Sunday, February 19, 2006

The Gasbag Gap

Liberal media analyist Eric Alterman on a recent
Media Matters study of the big three Sunday morning talking head shows. From the Nation courtesy of Eschaton:
Think about it: These shows feel empowered to engage an agenda-setting discussion with a panel of mostly right-wing politicians, followed by a journalists' panel in which conservatives are paired almost exclusively with down-the-middle reporters, rather than a writer or thinker who might credibly represent the liberal side. Every week, a politically neutered George Stephanopoulos seeks the wisdom of the deeply right-wing George Will, and the "neutral" (though personally conservative) Fareed Zakaria, with no balance whatsoever. (Sam Donaldson, a liberal, was previously an exception to this rule, though no liberal I know would have picked him to represent our side.) The guest list for the far more influential Meet the Press tells a similar story. Why, asks the MMA study's author, Paul Waldman, "would the producers of the shows believe that a William Safire (56 appearances since 1997) or Bob Novak (37 appearances) is somehow "balanced" by a Gwen Ifill (27) or Dan Balz (22)?"

Click
here for the rest.

The news isn't simply a collection of events recorded by reporters and then delivered to readers and viewers for their consumption. Events are contextualized, by both reporters and pundits. That is, the news is as much about constructing narratives as it is about recording events. Years ago, before I started studying the news industry, I remember thinking right after I had seen a state of the union address or a presidential debate, that the TV news people were now going to tell me what it all meant--I was consciously relying on the talking heads to cobble together a piece of storyline that neatly fit into the overall storyline with which I was already familiar. I get the feeling that most Americans who consume news do pretty much the same thing. Obviously, people have their own ideas and opinions, but generally those ideas and opinions rely heavily on the news industry's power to contextualize.

And if you think about it for, say, two seconds, it's completely clear that this power of narrative is wildly subjective: back in 2003, the storyline was that anyone who was serious about foreign policy knew that Iraq had WMD, and all other opinions were either stupid or crazy.
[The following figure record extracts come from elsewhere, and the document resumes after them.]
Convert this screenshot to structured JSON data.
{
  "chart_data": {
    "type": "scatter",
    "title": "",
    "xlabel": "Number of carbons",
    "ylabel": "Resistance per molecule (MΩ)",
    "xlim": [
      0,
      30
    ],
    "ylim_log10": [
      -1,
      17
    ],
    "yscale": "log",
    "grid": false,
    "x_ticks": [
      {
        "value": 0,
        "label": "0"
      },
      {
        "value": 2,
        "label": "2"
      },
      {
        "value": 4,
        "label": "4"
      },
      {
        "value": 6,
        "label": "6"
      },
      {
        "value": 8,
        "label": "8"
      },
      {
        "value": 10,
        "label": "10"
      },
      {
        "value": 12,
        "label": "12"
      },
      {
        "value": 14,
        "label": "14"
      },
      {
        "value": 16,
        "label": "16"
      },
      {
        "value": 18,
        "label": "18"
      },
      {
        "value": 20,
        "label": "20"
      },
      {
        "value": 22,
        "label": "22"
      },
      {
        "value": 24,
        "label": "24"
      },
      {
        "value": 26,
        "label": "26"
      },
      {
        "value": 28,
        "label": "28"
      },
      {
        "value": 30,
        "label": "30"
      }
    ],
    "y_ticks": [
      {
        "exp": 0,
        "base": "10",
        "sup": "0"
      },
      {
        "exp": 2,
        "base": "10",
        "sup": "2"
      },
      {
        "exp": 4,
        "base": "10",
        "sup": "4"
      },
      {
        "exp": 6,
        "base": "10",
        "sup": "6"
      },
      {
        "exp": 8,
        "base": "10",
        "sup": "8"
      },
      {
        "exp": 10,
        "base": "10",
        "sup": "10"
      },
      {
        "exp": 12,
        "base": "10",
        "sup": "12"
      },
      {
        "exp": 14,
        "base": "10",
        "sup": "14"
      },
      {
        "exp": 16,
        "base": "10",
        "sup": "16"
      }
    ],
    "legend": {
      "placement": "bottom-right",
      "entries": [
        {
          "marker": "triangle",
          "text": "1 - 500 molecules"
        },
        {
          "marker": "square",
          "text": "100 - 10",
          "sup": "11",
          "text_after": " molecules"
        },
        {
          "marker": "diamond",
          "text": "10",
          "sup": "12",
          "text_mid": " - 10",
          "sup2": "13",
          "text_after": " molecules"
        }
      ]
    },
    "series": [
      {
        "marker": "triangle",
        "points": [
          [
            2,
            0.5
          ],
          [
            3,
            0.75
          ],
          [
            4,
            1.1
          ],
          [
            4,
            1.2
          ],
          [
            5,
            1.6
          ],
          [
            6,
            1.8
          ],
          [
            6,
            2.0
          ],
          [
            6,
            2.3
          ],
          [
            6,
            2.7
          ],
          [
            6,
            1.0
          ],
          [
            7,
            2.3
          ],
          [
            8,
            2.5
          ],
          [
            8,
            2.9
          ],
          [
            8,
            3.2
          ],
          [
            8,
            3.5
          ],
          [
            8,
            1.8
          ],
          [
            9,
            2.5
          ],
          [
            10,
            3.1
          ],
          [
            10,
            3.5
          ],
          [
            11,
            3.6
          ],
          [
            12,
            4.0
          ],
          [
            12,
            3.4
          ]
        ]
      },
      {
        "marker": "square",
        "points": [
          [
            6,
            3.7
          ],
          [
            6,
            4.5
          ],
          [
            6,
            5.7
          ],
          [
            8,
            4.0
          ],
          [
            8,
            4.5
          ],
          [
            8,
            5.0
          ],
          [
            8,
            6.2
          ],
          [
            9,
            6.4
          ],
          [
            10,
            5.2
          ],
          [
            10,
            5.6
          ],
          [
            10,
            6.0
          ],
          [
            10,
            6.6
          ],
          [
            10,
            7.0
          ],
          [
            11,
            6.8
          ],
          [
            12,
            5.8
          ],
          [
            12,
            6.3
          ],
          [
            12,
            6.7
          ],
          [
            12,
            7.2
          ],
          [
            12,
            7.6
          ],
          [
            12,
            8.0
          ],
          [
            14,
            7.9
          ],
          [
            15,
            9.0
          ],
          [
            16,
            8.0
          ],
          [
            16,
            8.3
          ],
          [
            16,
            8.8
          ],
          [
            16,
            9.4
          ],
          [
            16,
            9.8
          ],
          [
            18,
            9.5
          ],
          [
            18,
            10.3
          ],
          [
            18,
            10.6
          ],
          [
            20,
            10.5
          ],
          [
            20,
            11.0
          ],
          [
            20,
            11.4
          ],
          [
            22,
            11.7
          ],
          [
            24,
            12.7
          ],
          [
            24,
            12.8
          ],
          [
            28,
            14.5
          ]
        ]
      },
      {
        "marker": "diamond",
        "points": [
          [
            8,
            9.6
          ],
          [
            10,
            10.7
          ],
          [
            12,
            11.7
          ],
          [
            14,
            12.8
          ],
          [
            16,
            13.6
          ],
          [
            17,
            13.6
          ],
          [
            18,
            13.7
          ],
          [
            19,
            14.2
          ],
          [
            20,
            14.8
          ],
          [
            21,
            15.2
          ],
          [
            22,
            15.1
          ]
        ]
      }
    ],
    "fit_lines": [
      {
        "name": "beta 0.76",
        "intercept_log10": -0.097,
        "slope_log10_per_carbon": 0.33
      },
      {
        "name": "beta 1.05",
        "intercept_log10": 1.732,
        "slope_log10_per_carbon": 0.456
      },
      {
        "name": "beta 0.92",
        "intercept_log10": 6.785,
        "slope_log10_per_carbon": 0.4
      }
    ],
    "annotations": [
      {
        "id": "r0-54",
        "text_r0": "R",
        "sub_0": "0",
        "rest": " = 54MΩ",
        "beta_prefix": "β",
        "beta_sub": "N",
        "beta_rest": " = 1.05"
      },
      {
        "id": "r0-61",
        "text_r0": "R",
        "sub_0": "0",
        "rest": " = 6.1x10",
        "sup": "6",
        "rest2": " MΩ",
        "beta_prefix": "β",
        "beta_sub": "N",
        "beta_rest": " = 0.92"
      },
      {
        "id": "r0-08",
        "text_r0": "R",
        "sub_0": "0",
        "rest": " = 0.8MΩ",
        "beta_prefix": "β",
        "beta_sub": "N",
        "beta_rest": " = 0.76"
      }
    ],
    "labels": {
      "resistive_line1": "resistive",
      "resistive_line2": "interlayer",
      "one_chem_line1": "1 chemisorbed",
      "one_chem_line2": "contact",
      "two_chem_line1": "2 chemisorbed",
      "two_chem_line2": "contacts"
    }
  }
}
Of course, plenty of experts disputed the official US position, but virtually all mainstream American journalistic institutions ignored them--their views didn't fit in with the narrative that "the news" had constructed.

That's why it is extraordinarily important for these talking head shows, as well as newspaper op-ed pages, to have a wide ranging diversity of opinion. Really, if the news truly wants to be true to its holy grail of "objectivity" they ought not to be in the opinion business at all, but, then, it seems to me that the news business has never really been serious about its own stated ethical standards.

At any rate, Alterman has done a nice job these past few years of documenting systemic right-wing bias in mainstream American news, and his reflections on this new study are worth a look. Check it out.